The bison is gone from the upland,
the deer from the canyon has fled,
The home of the wolf is deserted,
the antelope moans for his dead,
The war whoop re-echoes no longer,
the Indian's only a name,
And the nymphs of the grove in their loneliness rove,
but the columbine blooms just the same.

Chorus:
Tis the land where the columbines grow,
Overlooking the plains far below,
While the cool summer breeze in the evergreen trees
Softly sings where the columbines grow.

The lyrics are actually pretty and wistful.

posted on June 26, 2011 9:22 PM ()

Comments:

we have these in our yard.Different colors also.
comment by fredo on June 28, 2011 11:38 AM ()
I've seen articles that said the various columbine colors are hybrids and eventually they all revert to yellow, but that hasn't been my experience.
reply by troutbend on June 28, 2011 5:03 PM ()
The wild combines are beautiful- as is the song.
comment by dragonflyby on June 27, 2011 11:11 PM ()
This has been a very good year for the ones out in the woods as well as in the yard.
reply by troutbend on June 28, 2011 5:04 PM ()
That song is so sad ... the photos are lovely.
comment by tealstar on June 27, 2011 7:51 PM ()
I don't think I've ever looked up the words, and was surprised at them.
reply by troutbend on June 28, 2011 5:05 PM ()
When I was in school I doodled a red flower, much like the Columbine, on all my note books.
comment by nittineedles on June 27, 2011 9:59 AM ()
Reminds me of 'Close Encounters of the Third Kind' - Richard Dreyfus kept doodling Devil's Tower.
reply by troutbend on June 28, 2011 5:06 PM ()
I LOVE Mother Nature--she comes up with the most unexpected things in the most unexpected places--now if we could only get rid of her partner Father Time!
comment by greatmartin on June 27, 2011 7:26 AM ()
I never thought of those two as partners, but you are so right - can't have one without the other.
reply by troutbend on June 28, 2011 5:09 PM ()
They are so beautiful.
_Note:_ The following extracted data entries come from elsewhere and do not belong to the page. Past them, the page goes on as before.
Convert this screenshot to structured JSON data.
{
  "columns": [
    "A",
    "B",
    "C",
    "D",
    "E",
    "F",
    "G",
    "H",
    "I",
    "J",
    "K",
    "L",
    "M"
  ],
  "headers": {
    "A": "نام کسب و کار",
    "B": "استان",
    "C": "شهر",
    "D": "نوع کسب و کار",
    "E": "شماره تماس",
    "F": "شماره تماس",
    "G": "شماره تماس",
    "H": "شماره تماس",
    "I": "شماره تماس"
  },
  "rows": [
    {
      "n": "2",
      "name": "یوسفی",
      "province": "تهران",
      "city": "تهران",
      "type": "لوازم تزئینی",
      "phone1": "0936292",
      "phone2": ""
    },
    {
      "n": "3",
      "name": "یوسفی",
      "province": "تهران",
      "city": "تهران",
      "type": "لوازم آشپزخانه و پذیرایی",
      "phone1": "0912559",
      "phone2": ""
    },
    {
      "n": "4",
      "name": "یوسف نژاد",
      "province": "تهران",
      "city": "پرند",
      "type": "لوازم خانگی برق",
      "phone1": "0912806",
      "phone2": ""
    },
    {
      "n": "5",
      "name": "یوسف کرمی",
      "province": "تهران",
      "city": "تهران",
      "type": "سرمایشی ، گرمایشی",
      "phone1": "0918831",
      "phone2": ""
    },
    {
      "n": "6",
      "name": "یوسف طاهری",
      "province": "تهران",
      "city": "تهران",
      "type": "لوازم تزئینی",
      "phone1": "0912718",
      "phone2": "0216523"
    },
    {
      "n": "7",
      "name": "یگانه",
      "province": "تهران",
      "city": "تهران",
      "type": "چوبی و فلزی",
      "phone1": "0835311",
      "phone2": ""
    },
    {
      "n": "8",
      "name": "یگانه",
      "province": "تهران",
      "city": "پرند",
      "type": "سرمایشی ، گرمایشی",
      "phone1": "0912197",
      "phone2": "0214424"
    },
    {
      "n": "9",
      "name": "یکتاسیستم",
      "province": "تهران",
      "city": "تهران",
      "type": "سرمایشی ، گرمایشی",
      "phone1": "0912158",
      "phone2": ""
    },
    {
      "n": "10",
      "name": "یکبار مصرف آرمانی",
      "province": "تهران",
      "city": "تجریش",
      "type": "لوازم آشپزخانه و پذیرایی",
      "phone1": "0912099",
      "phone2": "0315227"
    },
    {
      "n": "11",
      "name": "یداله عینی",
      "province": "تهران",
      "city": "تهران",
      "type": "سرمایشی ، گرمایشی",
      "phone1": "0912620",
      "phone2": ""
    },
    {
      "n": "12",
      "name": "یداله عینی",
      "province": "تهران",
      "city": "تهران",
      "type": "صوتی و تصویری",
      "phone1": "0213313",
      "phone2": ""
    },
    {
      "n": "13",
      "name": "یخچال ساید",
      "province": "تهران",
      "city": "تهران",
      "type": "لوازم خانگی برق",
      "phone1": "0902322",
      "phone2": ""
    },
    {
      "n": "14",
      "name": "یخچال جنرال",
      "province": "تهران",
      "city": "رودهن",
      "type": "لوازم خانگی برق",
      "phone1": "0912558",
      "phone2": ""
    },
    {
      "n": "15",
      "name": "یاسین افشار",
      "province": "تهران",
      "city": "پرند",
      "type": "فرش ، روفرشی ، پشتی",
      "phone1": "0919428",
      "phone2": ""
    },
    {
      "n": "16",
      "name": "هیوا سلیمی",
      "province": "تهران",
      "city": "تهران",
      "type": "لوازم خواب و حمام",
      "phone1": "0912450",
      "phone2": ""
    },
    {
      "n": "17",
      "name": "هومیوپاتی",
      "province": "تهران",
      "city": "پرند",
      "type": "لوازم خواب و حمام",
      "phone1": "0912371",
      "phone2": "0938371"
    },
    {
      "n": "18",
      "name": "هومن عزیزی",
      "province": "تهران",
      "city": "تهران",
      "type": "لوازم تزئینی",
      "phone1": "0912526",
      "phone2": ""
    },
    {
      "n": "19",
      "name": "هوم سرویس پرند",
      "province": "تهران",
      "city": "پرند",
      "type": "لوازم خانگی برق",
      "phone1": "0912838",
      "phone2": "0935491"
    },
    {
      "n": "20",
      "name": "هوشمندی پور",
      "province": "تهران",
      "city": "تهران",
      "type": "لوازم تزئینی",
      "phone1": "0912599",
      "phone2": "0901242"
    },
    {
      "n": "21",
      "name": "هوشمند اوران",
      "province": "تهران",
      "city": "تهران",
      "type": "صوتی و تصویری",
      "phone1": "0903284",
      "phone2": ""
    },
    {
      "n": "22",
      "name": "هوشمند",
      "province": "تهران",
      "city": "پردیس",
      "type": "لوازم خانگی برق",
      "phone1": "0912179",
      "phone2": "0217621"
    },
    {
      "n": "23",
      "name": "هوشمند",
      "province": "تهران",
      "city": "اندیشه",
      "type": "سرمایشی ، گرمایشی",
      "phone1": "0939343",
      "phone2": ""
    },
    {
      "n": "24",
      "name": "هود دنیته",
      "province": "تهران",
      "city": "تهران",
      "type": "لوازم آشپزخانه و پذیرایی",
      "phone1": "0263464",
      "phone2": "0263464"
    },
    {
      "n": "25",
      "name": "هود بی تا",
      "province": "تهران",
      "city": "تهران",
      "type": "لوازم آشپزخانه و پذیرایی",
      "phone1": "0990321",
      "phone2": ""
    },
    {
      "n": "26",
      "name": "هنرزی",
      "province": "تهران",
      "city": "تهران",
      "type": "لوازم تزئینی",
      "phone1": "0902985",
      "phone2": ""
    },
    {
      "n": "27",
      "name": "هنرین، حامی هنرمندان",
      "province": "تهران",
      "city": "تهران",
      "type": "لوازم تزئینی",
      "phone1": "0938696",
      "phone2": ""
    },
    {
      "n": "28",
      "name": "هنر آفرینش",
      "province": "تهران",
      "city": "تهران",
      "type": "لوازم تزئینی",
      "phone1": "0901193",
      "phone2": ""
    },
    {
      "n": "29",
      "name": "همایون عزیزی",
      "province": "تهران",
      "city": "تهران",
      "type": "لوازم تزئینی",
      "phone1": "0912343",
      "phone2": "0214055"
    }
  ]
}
We have blue bells and indian paint brush that
grow wild and the entrance to our zoo is planted with wild flowers.
When school starts I am going to see the baby elephant. Ellie said she is
adorable and the way the mother and aunt protect her is so good to see.
comment by elderjane on June 27, 2011 6:49 AM ()
Now that you mention it, I think we used to have Indian paintbrush up here, and I haven't seen it in years. We could use that bright red on the landscape.
reply by troutbend on June 28, 2011 5:09 PM ()
When I hiked in the Medicine Bow Mts. north of you, I saw a field of columbines. Incredible! Thanks for sharing.
comment by solitaire on June 27, 2011 6:12 AM ()
My mother worked hard to raise columbines from seed in the yard here, but I don't know if the ones we have now are from what she started, or were planted after she died. Every fall I go out and shake the seeds from the pods onto the ground in case they might grow.